Essen. Der Clubbetreiber Robinson startet eine neue Kampagne. Losgelöst vom Strandbild in dem Palmen, Sandstrände und türkisblaues Meer die Hauptrollen spielen, sollen aufmerksamkeitsstarke Motive in den Vordergrund rücken. Ob andere Veranstalter nachziehen? Robinson wird wohl eine Ausnahme bleiben.

Wer an stark frequentierten Orten wie Flughäfen, Bahnhöfen oder Innenstädten weilt, dem könnte dieser Tage eine recht eigenwillige Reise-Werbung auffallen: Premium-Clubbetreiber Robinson startete gerade eine neue Kampagne, kreierte hierzu eine neue Bilderwelt, losgelöst vom klassischen Strandbild.

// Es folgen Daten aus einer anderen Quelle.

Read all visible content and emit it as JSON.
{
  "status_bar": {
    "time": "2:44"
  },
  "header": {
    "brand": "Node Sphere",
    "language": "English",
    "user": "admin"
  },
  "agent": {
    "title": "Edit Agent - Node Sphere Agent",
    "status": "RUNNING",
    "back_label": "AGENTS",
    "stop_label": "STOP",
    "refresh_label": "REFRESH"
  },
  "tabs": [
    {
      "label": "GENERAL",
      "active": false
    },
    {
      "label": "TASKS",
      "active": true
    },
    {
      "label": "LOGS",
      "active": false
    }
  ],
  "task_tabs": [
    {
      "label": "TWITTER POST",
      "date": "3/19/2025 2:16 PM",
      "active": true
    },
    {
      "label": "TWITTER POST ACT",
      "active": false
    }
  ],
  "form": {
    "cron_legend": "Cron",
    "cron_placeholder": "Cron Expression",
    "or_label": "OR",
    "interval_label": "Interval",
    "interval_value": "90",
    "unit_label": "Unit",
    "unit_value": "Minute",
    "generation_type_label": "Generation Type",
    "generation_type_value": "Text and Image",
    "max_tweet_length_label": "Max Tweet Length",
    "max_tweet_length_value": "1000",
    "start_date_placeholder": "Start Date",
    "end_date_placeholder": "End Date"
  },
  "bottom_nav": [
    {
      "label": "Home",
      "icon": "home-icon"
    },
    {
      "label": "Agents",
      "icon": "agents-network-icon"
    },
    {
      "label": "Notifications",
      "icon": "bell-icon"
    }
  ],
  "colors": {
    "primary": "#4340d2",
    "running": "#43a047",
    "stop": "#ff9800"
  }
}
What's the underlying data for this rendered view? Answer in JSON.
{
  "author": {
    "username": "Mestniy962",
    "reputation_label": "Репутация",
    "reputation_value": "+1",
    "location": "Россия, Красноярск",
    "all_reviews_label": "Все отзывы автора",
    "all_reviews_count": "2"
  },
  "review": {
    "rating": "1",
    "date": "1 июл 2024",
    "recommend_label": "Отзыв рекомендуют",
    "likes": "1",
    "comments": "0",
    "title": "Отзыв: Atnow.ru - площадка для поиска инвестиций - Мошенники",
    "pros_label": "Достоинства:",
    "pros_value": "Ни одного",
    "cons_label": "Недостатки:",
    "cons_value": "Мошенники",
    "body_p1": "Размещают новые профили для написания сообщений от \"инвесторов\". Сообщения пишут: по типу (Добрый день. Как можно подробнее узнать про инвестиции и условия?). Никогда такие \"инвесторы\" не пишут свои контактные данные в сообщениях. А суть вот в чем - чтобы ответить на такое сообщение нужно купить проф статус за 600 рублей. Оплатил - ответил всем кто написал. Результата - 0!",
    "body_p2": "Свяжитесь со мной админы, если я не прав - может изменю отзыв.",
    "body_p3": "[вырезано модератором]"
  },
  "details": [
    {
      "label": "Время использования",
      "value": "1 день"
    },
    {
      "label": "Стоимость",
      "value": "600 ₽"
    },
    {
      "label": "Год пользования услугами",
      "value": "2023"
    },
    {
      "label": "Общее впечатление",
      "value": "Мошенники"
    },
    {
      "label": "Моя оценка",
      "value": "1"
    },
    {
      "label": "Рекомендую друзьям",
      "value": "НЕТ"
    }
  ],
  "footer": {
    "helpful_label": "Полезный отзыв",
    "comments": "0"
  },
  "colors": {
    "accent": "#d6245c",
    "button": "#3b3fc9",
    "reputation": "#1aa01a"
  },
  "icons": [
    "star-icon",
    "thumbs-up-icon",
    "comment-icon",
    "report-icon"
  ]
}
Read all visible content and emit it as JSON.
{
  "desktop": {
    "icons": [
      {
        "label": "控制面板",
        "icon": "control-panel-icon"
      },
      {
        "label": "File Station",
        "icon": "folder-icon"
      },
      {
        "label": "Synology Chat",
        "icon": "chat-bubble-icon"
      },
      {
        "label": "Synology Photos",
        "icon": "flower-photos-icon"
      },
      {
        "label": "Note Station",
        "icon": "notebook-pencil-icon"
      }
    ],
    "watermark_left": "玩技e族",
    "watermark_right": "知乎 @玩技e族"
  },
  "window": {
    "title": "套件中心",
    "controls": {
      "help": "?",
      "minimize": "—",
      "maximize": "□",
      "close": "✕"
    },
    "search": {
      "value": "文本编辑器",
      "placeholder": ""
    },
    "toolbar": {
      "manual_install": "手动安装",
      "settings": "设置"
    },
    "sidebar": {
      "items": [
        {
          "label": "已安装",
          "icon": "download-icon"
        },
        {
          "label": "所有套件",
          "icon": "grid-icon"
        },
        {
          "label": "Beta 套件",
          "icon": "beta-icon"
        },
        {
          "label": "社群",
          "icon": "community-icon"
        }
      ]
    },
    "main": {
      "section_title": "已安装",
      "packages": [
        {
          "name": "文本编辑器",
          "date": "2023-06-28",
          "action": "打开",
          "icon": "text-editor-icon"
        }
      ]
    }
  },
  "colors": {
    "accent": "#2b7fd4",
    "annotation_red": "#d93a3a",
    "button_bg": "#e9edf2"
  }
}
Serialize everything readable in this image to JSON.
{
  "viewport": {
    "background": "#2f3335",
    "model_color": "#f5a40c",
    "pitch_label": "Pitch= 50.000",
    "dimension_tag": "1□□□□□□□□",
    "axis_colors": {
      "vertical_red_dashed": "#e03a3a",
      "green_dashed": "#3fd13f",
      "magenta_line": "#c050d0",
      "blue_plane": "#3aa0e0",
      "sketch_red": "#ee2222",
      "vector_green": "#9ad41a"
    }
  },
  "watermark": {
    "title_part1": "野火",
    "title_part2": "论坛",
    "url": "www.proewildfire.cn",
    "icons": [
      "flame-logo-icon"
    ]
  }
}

Ein Wagnis.

Denn: Robinson steht ziemlich alleine da. Seit jeher gleichen sich die Bilder, mit denen Reiseveranstalter und Destinationen auf sich aufmerksam machen wollen. Sommer, Sonne, Strand und Meer, noch ein paar Palmen hingestellt – fertig ist die Kampagne. Vielleicht gibt es noch wenige glückliche Menschen zu sehen – bloß nicht zu viele: Ein Schein von Exklusivität soll einen jeden Alltagsgeplagten umschmeicheln.

Emotionale und kreative Kommunikation

Als „Trauerspiel“ hatte das Thomas Wilde, Chef der größten deutschen PR-Agentur für Tourismus, unlängst in einem Gespräch mit dem Medien-Magazin Horizont bezeichnet. Dabei sei die Reise prädestiniert für eine emotionale und kreative Kommunikation.

Doch während sich die Konsumgüterindustrie mit ihrer Werbung immer wieder neu erfindet, ja sogar Banken, Versicherungen oder Hersteller von Heckenscheren es verstehen, ihre wenig aufregenden Produkte innovativ vorzustellen, verlässt man sich in der Fernweh-Branche in aller Regel lieber auf Altbewährtes. Natürlich gab es immer mal wieder Ausreißer in der Geschichte der Reise-Werbung: Anfang des neuen Jahrtausends überraschte Deutschlands größter Reiseveranstalter Tui in einer Kampagne mit dem Wunsch nach gefleckten Nutztieren – inmitten einer paradiesischen Südsee-Szenerie. „Ich will Kühe!“, quengelte ein Kind, das sich unter „Paradies“ wohl etwas komplett anderes vorgestellt hatte. Und aktuell lässt sich die Lufthansa ihre Familienfreundlichkeit von Testimonial Miss Piggy bescheinigen – Dank einer neuen Kooperation mit Disney.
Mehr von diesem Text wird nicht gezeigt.